Is John his brother's "keeper"?
What might that mean?
Why is the title plural?
Cf. John's application of the term "keepers"
to prison guards later in the book:
p. 188: "Every day hundreds of prisoners experience
a ... transition into a condition of nonexistence.
Strangely, we have yet to name this declaration of
civil death, this ritual that absolves us from
responsibility for the prisoner's fate .... In the
vacuum society creates when it exiles the
prisoner, step the keepers .... Keepers ...
create an ... environment that secures
the prisoners ... keepers constrict space
and limit freedom ....
Cf. Robby's observations about his own early (failure to take) responsibility--
p. 3 (opening page of the book): "I wanted things to be easy...I ducked hard things"
-- as well as his reflections on society's desire for punishment:
p. 243 (final page of the book): "Big time, no rehabilitation, lock em up like animals...
Shit don't make no sense but the people cry for punishment"
Where do you feel-or-think "keeping" (blame/responsibility/intervention/
punishment?) is most usefully located? (individually, structurally, and/yes...?)
Where does John locate it?
2) how would you describe John and Robby's relationship?
pp. 25-26:"When I think back, I have plenty of recollections of
you as a kid...Baby-sitting you...Needing you much more than
you needed me....Afer you turned thirteen...you begin to get
separate....The problem was that in order to be the person I
thought I wanted to be, I believed I had to seal myself off
from you, construct a wall between us...."
p. 18: "I continued to feel caged by my bewilderment, by my
inability to see clearly, accurately...the whole long skein of
our lives together and apart. So this book. This attempt to
break out, to knock down the walls."
3) how does John (and how do you?!) understand
the relationship of the visitors to the prisoners?
pp. 47-48: "A brother behind bars, my own flesh and blood,
raised in the same houses by the same mother and father;
a brother confined in prison has to be a mistake, a
malfunctioning of the system. Any other explanation is
too incriminating. The fact that a few twists and turns
of fate could land you here with the bad guys becomes
a stark message about my own vulnerabiility."
p. 52: "The visitor is forced to become an inmate. Subjected
to the same sorts of humiliation and depersonalization. Made
to feel powerless, intimidated...treated like both children and ancient,
incorrigible sinners. We experience a crash course that teaches us...
just how low a prisoner is in the institution's estimation. We also
learn how rapidly we can descend to the same depth.
Our pretensions to dignity, to difference are quickly dispelled.....
We are in fact their prisoners until they release us."
p. 182: "Visitors must take leave of the certainties
underpinning their everyday lives."
4) how does John (and how do you?) understand
the relationship of the writer to his subject?

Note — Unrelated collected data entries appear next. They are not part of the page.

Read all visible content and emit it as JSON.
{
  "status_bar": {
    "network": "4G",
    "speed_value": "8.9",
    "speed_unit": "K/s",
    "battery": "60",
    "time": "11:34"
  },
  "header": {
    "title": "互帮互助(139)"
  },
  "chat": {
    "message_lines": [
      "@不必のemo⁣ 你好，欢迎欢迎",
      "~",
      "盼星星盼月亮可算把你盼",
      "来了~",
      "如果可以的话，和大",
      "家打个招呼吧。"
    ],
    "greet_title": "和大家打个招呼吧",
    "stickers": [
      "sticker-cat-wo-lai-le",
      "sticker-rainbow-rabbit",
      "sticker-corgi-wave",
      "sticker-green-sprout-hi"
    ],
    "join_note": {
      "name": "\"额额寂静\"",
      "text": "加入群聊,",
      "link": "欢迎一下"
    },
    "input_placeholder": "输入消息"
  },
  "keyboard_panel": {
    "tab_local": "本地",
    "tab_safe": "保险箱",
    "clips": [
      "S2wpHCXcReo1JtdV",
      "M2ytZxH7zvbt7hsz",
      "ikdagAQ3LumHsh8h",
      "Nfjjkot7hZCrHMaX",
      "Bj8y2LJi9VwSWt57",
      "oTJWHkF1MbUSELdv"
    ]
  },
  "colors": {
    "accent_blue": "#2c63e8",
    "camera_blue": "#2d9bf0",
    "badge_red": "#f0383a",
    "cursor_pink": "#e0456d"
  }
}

p. 77: "the hardest habit to break... would be listening to myself listen to him.
That habit would destroy any chance of seeing my brother on his terms...
the whole point of learning his story....However numerous and comforting
the similarities, we were different....Start fresh, clear the pipes, resist too
facile an identification...but wouldn't there be a point at which I'd
have to take over the telling....
Wasn't writing about people a way of exploiting them?"
p. 199-200: "Since I was writing the book, one way or another I'd be on center stage....
to pull together many loose ends...new material had to surface and be resolved...
though I never intended to steal his story, to appropriate it or exploit it,
that 's what would happen once the book was published."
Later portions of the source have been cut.